The last dramatist of the whole great line was
James Shirley, who survived the Commonwealth and the Restoration and died
of exposure at the Fire of London in 1666. In his romantic comedies and
comedies of manners Shirley vividly reflects the thoughtless life of the
Court of Charles I and of the well-to-do contemporary London citizens and
shows how surprisingly far that life had progressed toward the reckless
frivolity and abandonment which after the interval of Puritan rule were to
run riot in the Restoration period.
The great Elizabethan dramatic impulse had thus become deeply degenerate,
and nothing could be more fitting than that it should be brought to a
definite end.
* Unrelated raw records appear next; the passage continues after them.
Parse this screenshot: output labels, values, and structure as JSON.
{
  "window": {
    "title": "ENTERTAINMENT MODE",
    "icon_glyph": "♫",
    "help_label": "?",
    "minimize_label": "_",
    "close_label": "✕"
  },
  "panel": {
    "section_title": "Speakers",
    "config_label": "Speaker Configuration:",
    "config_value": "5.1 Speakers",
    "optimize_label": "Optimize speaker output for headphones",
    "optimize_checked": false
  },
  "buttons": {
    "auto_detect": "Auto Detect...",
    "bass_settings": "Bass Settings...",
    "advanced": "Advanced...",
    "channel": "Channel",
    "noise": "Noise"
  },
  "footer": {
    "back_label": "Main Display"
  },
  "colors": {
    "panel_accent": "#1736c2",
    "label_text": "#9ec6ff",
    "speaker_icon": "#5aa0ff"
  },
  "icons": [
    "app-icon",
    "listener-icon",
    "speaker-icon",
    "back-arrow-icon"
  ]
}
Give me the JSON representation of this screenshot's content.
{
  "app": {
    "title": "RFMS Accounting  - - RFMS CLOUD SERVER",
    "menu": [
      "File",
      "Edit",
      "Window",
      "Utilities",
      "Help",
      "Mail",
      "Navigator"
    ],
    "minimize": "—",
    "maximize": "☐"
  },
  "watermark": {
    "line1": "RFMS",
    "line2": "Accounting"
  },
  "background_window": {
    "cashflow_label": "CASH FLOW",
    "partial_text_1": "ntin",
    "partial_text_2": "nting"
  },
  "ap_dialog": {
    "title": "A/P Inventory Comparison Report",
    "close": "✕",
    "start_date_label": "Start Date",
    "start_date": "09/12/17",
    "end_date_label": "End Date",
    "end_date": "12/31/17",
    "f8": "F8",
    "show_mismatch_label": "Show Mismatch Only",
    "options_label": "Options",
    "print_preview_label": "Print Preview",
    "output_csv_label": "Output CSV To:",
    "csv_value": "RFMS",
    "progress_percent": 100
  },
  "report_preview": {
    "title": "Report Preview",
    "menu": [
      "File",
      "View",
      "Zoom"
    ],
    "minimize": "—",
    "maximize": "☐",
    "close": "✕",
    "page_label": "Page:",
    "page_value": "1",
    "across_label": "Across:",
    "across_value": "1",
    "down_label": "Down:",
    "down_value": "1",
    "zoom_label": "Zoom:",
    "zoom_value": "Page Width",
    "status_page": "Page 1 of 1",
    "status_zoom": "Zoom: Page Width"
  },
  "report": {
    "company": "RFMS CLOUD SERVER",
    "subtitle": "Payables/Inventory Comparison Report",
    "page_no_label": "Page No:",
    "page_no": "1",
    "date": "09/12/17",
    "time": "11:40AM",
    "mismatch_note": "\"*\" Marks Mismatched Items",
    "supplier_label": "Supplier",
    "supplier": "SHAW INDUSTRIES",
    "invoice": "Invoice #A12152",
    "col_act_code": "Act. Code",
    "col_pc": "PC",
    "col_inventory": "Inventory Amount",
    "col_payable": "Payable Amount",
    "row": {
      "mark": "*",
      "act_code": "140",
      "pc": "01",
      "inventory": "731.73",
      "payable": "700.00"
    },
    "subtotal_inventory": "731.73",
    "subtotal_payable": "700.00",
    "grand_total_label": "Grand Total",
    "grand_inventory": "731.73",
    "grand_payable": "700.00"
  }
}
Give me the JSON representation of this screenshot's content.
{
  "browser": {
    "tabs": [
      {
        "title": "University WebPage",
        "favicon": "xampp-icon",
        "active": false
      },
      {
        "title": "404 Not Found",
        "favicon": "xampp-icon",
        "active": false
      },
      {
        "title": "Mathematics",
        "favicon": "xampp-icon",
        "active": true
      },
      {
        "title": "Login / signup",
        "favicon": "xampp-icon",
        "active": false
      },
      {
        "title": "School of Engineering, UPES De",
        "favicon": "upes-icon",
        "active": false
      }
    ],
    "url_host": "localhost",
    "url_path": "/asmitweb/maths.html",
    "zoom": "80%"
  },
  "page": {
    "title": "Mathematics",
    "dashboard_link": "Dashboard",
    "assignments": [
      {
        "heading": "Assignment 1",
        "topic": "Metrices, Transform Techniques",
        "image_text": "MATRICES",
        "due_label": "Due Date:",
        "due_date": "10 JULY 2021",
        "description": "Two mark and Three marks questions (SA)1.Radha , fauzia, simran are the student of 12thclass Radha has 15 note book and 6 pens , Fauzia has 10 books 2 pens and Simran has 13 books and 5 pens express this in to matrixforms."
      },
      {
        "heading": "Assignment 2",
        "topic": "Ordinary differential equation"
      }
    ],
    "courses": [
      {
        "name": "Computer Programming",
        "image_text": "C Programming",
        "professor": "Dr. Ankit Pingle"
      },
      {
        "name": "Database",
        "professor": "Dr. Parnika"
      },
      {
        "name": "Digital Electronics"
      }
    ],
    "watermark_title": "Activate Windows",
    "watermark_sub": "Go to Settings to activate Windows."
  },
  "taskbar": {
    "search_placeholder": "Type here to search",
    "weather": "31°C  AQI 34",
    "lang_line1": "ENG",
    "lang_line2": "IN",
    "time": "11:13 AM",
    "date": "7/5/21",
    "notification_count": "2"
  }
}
When the war broke out in 1642 one of the first acts of
Parliament, now at last free to work its will on the enemies of Puritanism,
was to decree that 'whereas public sports do not well agree with public
calamities, nor public stage-plays with the seasons of humiliation,' all
dramatic performances should cease. This law, fatal, of course, to the
writing as well as the acting of plays, was enforced with only slightly
relaxing rigor until very shortly before the Restoration of Charles II in
1660. Doubtless to the Puritans it seemed that their long fight against the
theater had ended in permanent triumph; but this was only one of many
respects in which the Puritans were to learn that human nature cannot be
forced into permanent conformity with any rigidly over-severe standard, on
however high ideals it may be based.